Today, Brandt's formally plastic and haunting nude studies from this period
are considered as some of his most innovative work. Brandt defined new
territory showing among other things, photography's kinship with sculpture
and modernist abstraction. At the same time, Brandt developed the symbolist
potential of photography in a series of landscapes inhabited by the spirit
Brandt's achievement in photography lies in his uncanny ability to uncover
the truthful, absurd, dramatic, monumental and transcendent qualities of his
subject. The exhibition spans Brandt's entire life's work from the early
Paris photographs to the documentary work of the 1930s and '40s, and the
later landscapes, nudes and portraits.
Edward Weston: Life Work
Edward Weston: Life Work is a survey of nearly 100 works by this
great American artist, containing an outstanding grouping of vintage prints
from all phases of Weston's five-decade career. Edward Weston (1886-1958)
is often cited as the quintessential American modernist photographer.
Weston's work exhibits pure form, a minimalist style and an elegant
presentation of form. His work is marked by subtle and rich tonalities that
enhance the elegant formal beauty of his subjects.
In this exhibition, previously unpublished masterpieces are interspersed
with well-known signature images. Grouped into seven major bodies of work,
the exhibition begins with his rarely-exhibited early period and ends with
his late landscapes of the California coast.
Highlights include a work thought to be Weston's first nude, a striking 1909
outdoor Pictorialist study of his wife Flora. A smoky view of the Chicago
River harbor from 1916 pays homage to Coburn and Stieglitz, and anticipates
the urban modernism famously captured by Armco Steel, Ohio, 1922, which
marked Weston's final break from the confines of Pictorialism and studio
work, and the emergence of a sharply focused style. In the 1920's, Weston
continued to experiment with pure form and disconcerting scale shifts in his
long exposures of shells, peppers, mushrooms, radishes and kelp. The
studies segue naturally into a remarkable set of sculptural nudes done in
1933 and 1934. In the mid 1930's and 40's, Weston pulled back and loosened
up his style as he turned to the open landscape. The chronological survey
concludes with Weston's consummate final photograph, nicknamed The Dody
Rocks, Point Lobos (Something Out of Nothing), 1948.
Edward Weston: Life Work is drawn from the significant private
collection of Michael Mattis and Judith Hochberg. Most of the works were
acquired from members of the Weston family. These include a large
collection from his daughter-in-law, Dody Weston Thompson, as well as a
Weston family album incorporating rare early self-portraits and landscapes.

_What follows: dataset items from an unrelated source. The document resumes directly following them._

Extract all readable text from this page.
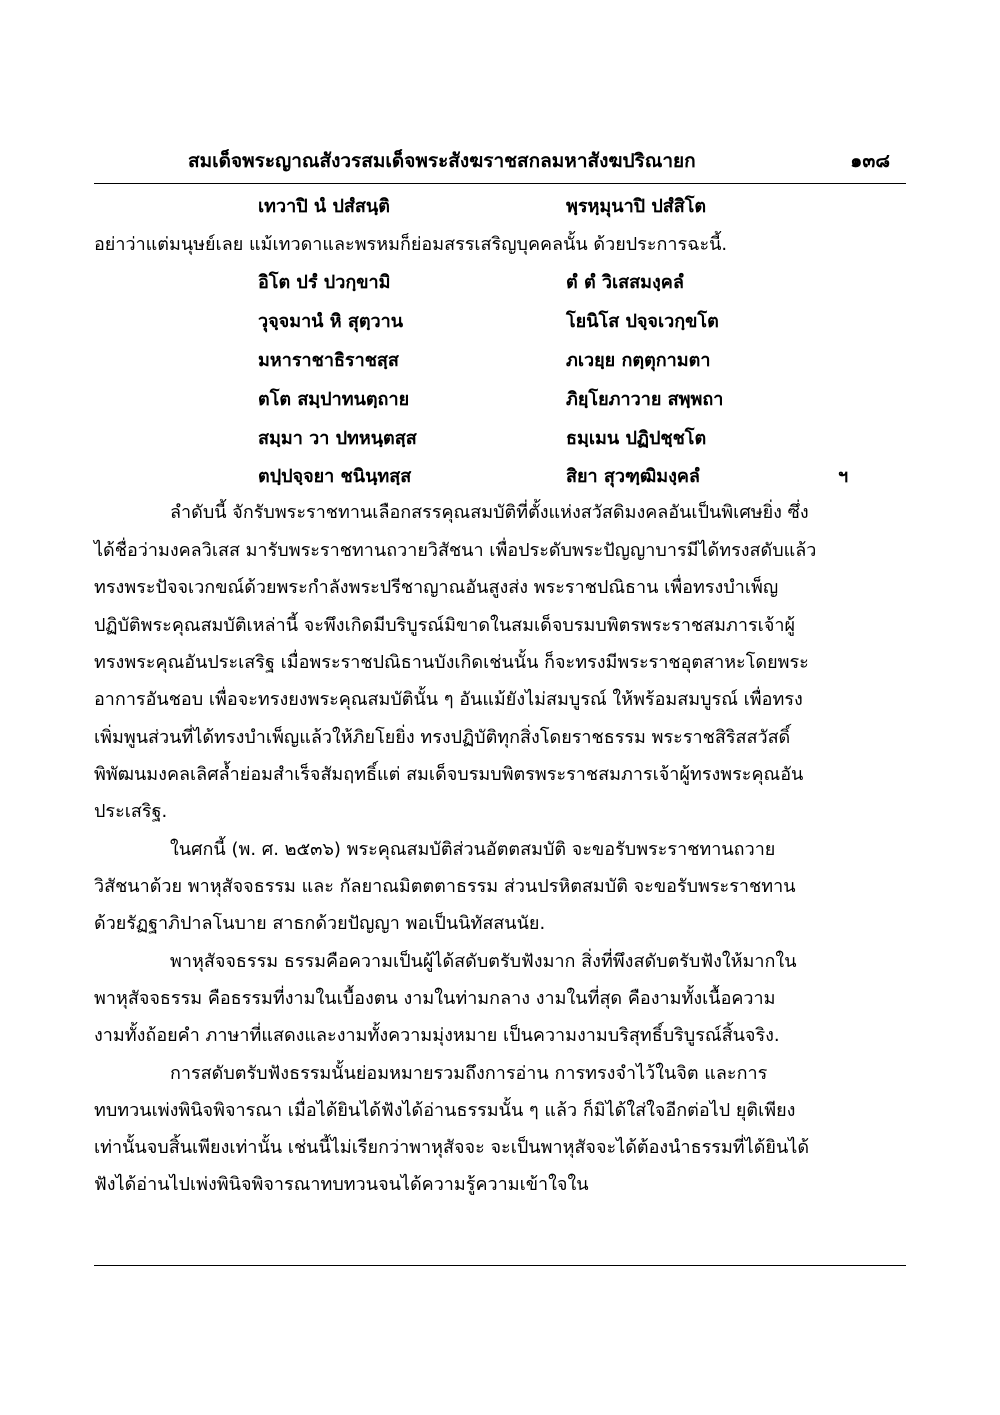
สมเด็จพระญาณสังวรสมเด็จพระสังฆราชสกลมหาสังฆปริณายก	๑๓๘
เทวาปิ นํ ปสํสนฺติ	พฺรหฺมุนาปิ ปสํสิโต
อย่าว่าแต่มนุษย์เลย แม้เทวดาและพรหมก็ย่อมสรรเสริญบุคคลนั้น ด้วยประการฉะนี้.
อิโต ปรํ ปวกฺขามิ	ตํ ตํ วิเสสมงฺคลํ
วุจฺจมานํ หิ สุตฺวาน	โยนิโส ปจฺจเวกฺขโต
มหาราชาธิราชสฺส	ภเวยฺย กตฺตุกามตา
ตโต สมฺปาทนตฺถาย	ภิยฺโยภาวาย สพฺพถา
สมฺมา วา ปทหนฺตสฺส	ธมฺเมน ปฏิปชฺชโต
ตปฺปจฺจยา ชนินฺทสฺส	สิยา สุวฑฺฒิมงฺคลํ	ฯ
ลำดับนี้ จักรับพระราชทานเลือกสรรคุณสมบัติที่ตั้งแห่งสวัสดิมงคลอันเป็นพิเศษยิ่ง ซึ่ง
ได้ชื่อว่ามงคลวิเสส มารับพระราชทานถวายวิสัชนา เพื่อประดับพระปัญญาบารมีได้ทรงสดับแล้ว
ทรงพระปัจจเวกขณ์ด้วยพระกำลังพระปรีชาญาณอันสูงส่ง พระราชปณิธาน เพื่อทรงบำเพ็ญ
ปฏิบัติพระคุณสมบัติเหล่านี้ จะพึงเกิดมีบริบูรณ์มิขาดในสมเด็จบรมบพิตรพระราชสมภารเจ้าผู้
ทรงพระคุณอันประเสริฐ เมื่อพระราชปณิธานบังเกิดเช่นนั้น ก็จะทรงมีพระราชอุตสาหะโดยพระ
อาการอันชอบ เพื่อจะทรงยงพระคุณสมบัตินั้น ๆ อันแม้ยังไม่สมบูรณ์ ให้พร้อมสมบูรณ์ เพื่อทรง
เพิ่มพูนส่วนที่ได้ทรงบำเพ็ญแล้วให้ภิยโยยิ่ง ทรงปฏิบัติทุกสิ่งโดยราชธรรม พระราชสิริสสวัสดิ์
พิพัฒนมงคลเลิศล้ำย่อมสำเร็จสัมฤทธิ์แต่ สมเด็จบรมบพิตรพระราชสมภารเจ้าผู้ทรงพระคุณอัน
ประเสริฐ.
ในศกนี้ (พ. ศ. ๒๕๓๖) พระคุณสมบัติส่วนอัตตสมบัติ จะขอรับพระราชทานถวาย
วิสัชนาด้วย พาหุสัจจธรรม และ กัลยาณมิตตตาธรรม ส่วนปรหิตสมบัติ จะขอรับพระราชทาน
ด้วยรัฏฐาภิปาลโนบาย สาธกด้วยปัญญา พอเป็นนิทัสสนนัย.
พาหุสัจจธรรม ธรรมคือความเป็นผู้ได้สดับตรับฟังมาก สิ่งที่พึงสดับตรับฟังให้มากใน
พาหุสัจจธรรม คือธรรมที่งามในเบื้องตน งามในท่ามกลาง งามในที่สุด คืองามทั้งเนื้อความ
งามทั้งถ้อยคำ ภาษาที่แสดงและงามทั้งความมุ่งหมาย เป็นความงามบริสุทธิ์บริบูรณ์สิ้นจริง.
การสดับตรับฟังธรรมนั้นย่อมหมายรวมถึงการอ่าน การทรงจำไว้ในจิต และการ
ทบทวนเพ่งพินิจพิจารณา เมื่อได้ยินได้ฟังได้อ่านธรรมนั้น ๆ แล้ว ก็มิได้ใส่ใจอีกต่อไป ยุติเพียง
เท่านั้นจบสิ้นเพียงเท่านั้น เช่นนี้ไม่เรียกว่าพาหุสัจจะ จะเป็นพาหุสัจจะได้ต้องนำธรรมที่ได้ยินได้
ฟังได้อ่านไปเพ่งพินิจพิจารณาทบทวนจนได้ความรู้ความเข้าใจใน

Only at the Milwaukee Art Museum
Brandt and Weston: Two Geniuses of Photography offers Milwaukeeans
and out-of-town visitors alike an escape from the hustle and bustle of the
holiday season. Linking the two exhibitions will be a salon-like setting,
providing a comfortable and contemplative space for
people to view the exhibitions. Visitors can meet in the central area to
discuss the art and ideas surrounding them or browse through photography
books about these two great masters.
In the tradition of great salons as gathering places for artists and
literary figures, MAM hosts a series of Salon Nights in the exhibition
gallery. Discussions surrounding a variety of topics related to the
exhibitions will be held in January and February.